Un paio di mesi fa abbiamo parlato di le sottili differenze tra i caratteri normali e quelli disponibili tramite Unicode che possono confondere gli utenti. È un trucco semplice da qualsiasi punto di vista, ma nonostante i nuovi sforzi in materia di sicurezza, il phishing non ha perso efficacia. Tutto inizia con un po' di educazione: la stragrande maggioranza delle aziende sul Web non contatta l'utente a meno che non lo abbia autorizzato esplicitamente, o sia necessario comunicare qualcosa di estremamente urgente, ad esempio la crisi di sicurezza che ha colpito Yahoo!. Molti esperti di sicurezza affermano che la raccomandazione di «non fare clic sui link» non è appropriata, poiché il Web stesso è una rete di link, ma ciò non impedisce che debbano essere presi con un pizzico di «caveat emptor». Il link può non essere ciò che sembra, e l'ultima prova arriva grazie al ricercatore Xudong Zheng
Quest'ultimo attacco omografo sfrutta il sistema Punycode che consente la codifica di caratteri speciali Unicode nei domini web. Come riferimento, «nеotеo.com» non è lo stesso di «neoteo.com», per quanto i nostri occhi dicano il contrario. Ma il vero problema qui è che le ultime versioni di Firefox e Chrome (incluse le loro varianti) stanno presentando il dominio «travestito» nella barra degli indirizzi, invece di mostrare l'indirizzo non codificato. L'esempio pubblicato dalla gente di Wordfence è eclatante: ciò che sembra «https://www.epic.com» è in realtà «https://www.xn--e1awd7f.com». Il certificato di sicurezza è stato ottenuto con l'aiuto del portale Let's Encrypt, e l'intero processo ha richiesto circa cinque minuti. Questo è sufficiente affinché Firefox e Chrome annuncino il sito falso come «sicuro».

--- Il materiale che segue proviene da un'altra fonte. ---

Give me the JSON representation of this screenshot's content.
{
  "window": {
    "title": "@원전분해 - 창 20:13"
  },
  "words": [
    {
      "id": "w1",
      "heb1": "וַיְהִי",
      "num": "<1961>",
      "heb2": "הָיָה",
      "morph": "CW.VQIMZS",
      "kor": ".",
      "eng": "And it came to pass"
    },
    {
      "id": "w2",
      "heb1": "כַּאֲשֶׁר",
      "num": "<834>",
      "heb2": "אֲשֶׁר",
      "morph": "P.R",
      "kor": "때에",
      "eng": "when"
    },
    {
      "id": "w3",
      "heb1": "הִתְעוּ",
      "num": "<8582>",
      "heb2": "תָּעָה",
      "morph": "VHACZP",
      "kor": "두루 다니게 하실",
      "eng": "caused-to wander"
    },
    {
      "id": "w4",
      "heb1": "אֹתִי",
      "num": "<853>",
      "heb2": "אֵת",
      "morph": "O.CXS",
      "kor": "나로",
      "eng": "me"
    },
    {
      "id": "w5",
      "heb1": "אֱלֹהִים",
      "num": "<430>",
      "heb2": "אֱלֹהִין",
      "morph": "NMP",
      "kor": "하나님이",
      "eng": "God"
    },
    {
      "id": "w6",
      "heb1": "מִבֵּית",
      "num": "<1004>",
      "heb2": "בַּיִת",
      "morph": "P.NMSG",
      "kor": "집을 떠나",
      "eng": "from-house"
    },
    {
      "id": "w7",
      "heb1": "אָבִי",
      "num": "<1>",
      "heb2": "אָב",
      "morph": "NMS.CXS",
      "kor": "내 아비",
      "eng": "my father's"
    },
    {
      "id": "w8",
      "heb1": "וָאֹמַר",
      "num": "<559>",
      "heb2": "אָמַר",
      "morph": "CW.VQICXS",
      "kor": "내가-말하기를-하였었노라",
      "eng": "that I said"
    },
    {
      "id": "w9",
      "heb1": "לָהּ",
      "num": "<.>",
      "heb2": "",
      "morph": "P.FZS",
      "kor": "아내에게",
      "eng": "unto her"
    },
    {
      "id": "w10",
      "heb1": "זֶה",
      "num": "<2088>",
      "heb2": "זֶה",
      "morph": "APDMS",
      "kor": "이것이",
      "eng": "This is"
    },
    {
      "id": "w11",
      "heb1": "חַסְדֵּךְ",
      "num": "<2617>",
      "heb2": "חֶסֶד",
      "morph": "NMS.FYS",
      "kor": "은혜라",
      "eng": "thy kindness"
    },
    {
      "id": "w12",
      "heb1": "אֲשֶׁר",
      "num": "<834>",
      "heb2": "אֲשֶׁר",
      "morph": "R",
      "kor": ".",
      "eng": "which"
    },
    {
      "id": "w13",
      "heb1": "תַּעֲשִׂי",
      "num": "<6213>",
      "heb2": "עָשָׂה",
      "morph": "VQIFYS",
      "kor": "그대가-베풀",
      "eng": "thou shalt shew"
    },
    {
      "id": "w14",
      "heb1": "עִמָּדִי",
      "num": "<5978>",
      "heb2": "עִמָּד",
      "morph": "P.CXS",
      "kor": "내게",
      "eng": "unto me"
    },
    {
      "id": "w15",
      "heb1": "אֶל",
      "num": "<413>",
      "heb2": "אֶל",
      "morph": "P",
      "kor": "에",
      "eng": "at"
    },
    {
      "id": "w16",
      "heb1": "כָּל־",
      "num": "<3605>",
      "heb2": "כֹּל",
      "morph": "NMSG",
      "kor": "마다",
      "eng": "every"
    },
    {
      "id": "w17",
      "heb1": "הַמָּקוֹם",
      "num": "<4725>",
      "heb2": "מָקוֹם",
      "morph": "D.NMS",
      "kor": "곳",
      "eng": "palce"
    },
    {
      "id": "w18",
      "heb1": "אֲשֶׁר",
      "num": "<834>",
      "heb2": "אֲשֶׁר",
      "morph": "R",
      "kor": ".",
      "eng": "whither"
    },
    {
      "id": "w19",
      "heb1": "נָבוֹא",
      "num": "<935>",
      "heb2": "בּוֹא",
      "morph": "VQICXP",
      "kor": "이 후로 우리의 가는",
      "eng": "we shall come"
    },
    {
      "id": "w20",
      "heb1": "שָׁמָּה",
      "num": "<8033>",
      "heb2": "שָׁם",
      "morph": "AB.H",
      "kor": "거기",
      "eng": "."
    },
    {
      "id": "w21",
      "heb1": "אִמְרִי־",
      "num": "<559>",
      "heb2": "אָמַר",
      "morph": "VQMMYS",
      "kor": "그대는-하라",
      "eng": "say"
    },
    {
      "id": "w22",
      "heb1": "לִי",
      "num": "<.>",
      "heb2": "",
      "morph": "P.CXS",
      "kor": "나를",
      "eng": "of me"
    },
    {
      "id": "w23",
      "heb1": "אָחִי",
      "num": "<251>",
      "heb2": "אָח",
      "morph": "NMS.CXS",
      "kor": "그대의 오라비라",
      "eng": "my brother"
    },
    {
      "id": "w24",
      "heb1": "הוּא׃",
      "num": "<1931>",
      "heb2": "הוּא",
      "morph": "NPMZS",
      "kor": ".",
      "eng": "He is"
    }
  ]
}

Per fortuna, la correzione in Chrome sta progredendo. Il build Canary include l'hotfix necessario e arriverà alle versioni stabili entro pochi giorni. Notizie migliori per gli utenti di Firefox, che devono solo accedere a about:config, cercare il parametro network.IDN_show_punycode e cambiare il suo valore da «false» a «true».